There is also a bittersweet reflection back on the frivolities of youth, and the responsibilities of adulthood. And the fear for our children, knowing what we know:
"And it's at times like these when we cannot help but shudder at the things adults are capable of. Why didn't we know better then? And what things are happening already that our own children don't know better about now? We cannot help looking at those wiggly, giggling girls splashing about in the pool just in front of us, their skin tanning, bordering on burning, and wonder what's taking place in their lives - in their strange and alien brains-that they're already keeping from us. What, right now, is taking place that we should be stopping but that we can't even see?"
There was poignancy about growing old:
"We thought about how little had happened in our lives, but how quickly the little that had happened had actually gone by. It was hard not to be angry with our bodies, with our aging. It was hard to believe that we'd actually gotten this far and not figured out a way to stop it, to pause life, to enjoy it. Hadn't our own fathers been counting on just that-on our ability to outlast what they couldn't?"
My thoughts: I thought this story - the unique way it revealed the tale of a lost girl and a group of classmates growing up - was brilliant. These are not new plot lines by any stretch of the imagination. We've seen them hundreds of times. But any time a story can be told in a new way, my brain buzzes with happiness.

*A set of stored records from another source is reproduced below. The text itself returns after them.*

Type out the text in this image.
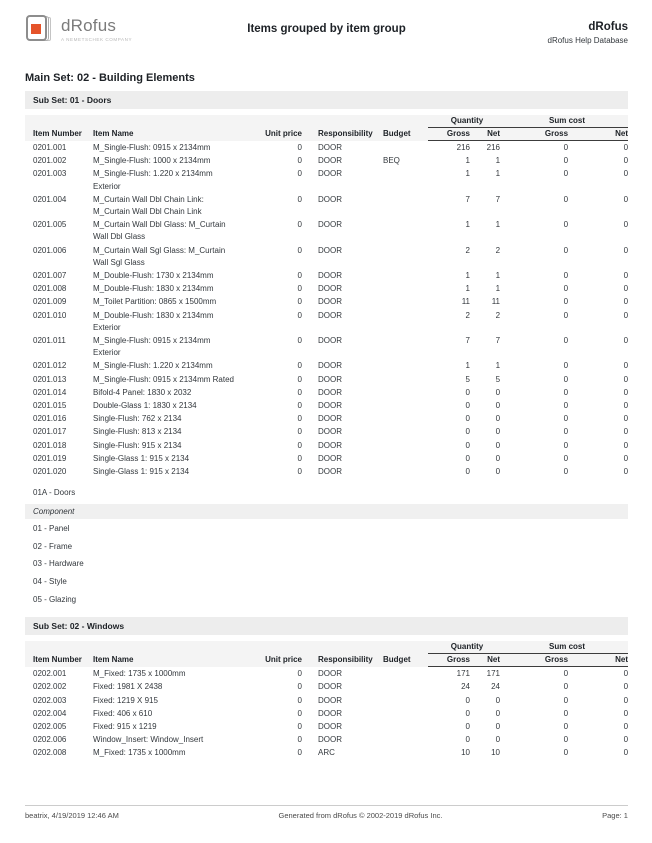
dRofus
A NEMETSCHEK COMPANY
Items grouped by item group	dRofus
dRofus Help Database
Main Set: 02 - Building Elements
Sub Set: 01 - Doors
					Quantity		Sum cost	
Item Number	Item Name	Unit price	Responsibility	Budget	Gross	Net	Gross	Net

0201.001	M_Single-Flush: 0915 x 2134mm	0	DOOR		216	216	0	0

0201.002	M_Single-Flush: 1000 x 2134mm	0	DOOR	BEQ	1	1	0	0

0201.003	M_Single-Flush: 1.220 x 2134mm
Exterior	0	DOOR		1	1	0	0

0201.004	M_Curtain Wall Dbl Chain Link:
M_Curtain Wall Dbl Chain Link	0	DOOR		7	7	0	0

0201.005	M_Curtain Wall Dbl Glass: M_Curtain
Wall Dbl Glass	0	DOOR		1	1	0	0

0201.006	M_Curtain Wall Sgl Glass: M_Curtain
Wall Sgl Glass	0	DOOR		2	2	0	0

0201.007	M_Double-Flush: 1730 x 2134mm	0	DOOR		1	1	0	0

0201.008	M_Double-Flush: 1830 x 2134mm	0	DOOR		1	1	0	0

0201.009	M_Toilet Partition: 0865 x 1500mm	0	DOOR		11	11	0	0

0201.010	M_Double-Flush: 1830 x 2134mm
Exterior	0	DOOR		2	2	0	0

0201.011	M_Single-Flush: 0915 x 2134mm
Exterior	0	DOOR		7	7	0	0

0201.012	M_Single-Flush: 1.220 x 2134mm	0	DOOR		1	1	0	0

0201.013	M_Single-Flush: 0915 x 2134mm Rated	0	DOOR		5	5	0	0

0201.014	Bifold-4 Panel: 1830 x 2032	0	DOOR		0	0	0	0

0201.015	Double-Glass 1: 1830 x 2134	0	DOOR		0	0	0	0

0201.016	Single-Flush: 762 x 2134	0	DOOR		0	0	0	0

0201.017	Single-Flush: 813 x 2134	0	DOOR		0	0	0	0

0201.018	Single-Flush: 915 x 2134	0	DOOR		0	0	0	0

0201.019	Single-Glass 1: 915 x 2134	0	DOOR		0	0	0	0

0201.020	Single-Glass 1: 915 x 2134	0	DOOR		0	0	0	0
01A - Doors
Component
01 - Panel
02 - Frame
03 - Hardware
04 - Style
05 - Glazing
Sub Set: 02 - Windows
					Quantity		Sum cost	
Item Number	Item Name	Unit price	Responsibility	Budget	Gross	Net	Gross	Net

0202.001	M_Fixed: 1735 x 1000mm	0	DOOR		171	171	0	0

0202.002	Fixed: 1981 X 2438	0	DOOR		24	24	0	0

0202.003	Fixed: 1219 X 915	0	DOOR		0	0	0	0

0202.004	Fixed: 406 x 610	0	DOOR		0	0	0	0

0202.005	Fixed: 915 x 1219	0	DOOR		0	0	0	0

0202.006	Window_Insert: Window_Insert	0	DOOR		0	0	0	0

0202.008	M_Fixed: 1735 x 1000mm	0	ARC		10	10	0	0
beatrix, 4/19/2019 12:46 AM	Generated from dRofus © 2002-2019 dRofus Inc.	Page: 1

I immediately GOT this book. The ornery hormonal behavior of teenage boys (and girls), the unified hopes and dreams of a close group of friends, the process of growing older with these youthful and immature memories still rattling around in your head. We've all been there. Never have it seen so beautifully and cleverly expressed.
I thought that the complicated fantasies of Nora's life were precious. Trapped in lives that were inevitable, they refused to allow Nora to live a predictable life. She was carefree and mysterious, and everything they weren't. They left you wanting to believe this was her life story, versus the alternative. You understood why they tried to see her in a sea of anonymous faces at the airport or on TV.
The cherry on top of it all is that this is a lightning-fast read...only 256 pages of easy-flowing, conversational and clever prose. It seems reviewers are hot and cold on this one, but in my camp, it will be one of the favorites of the year.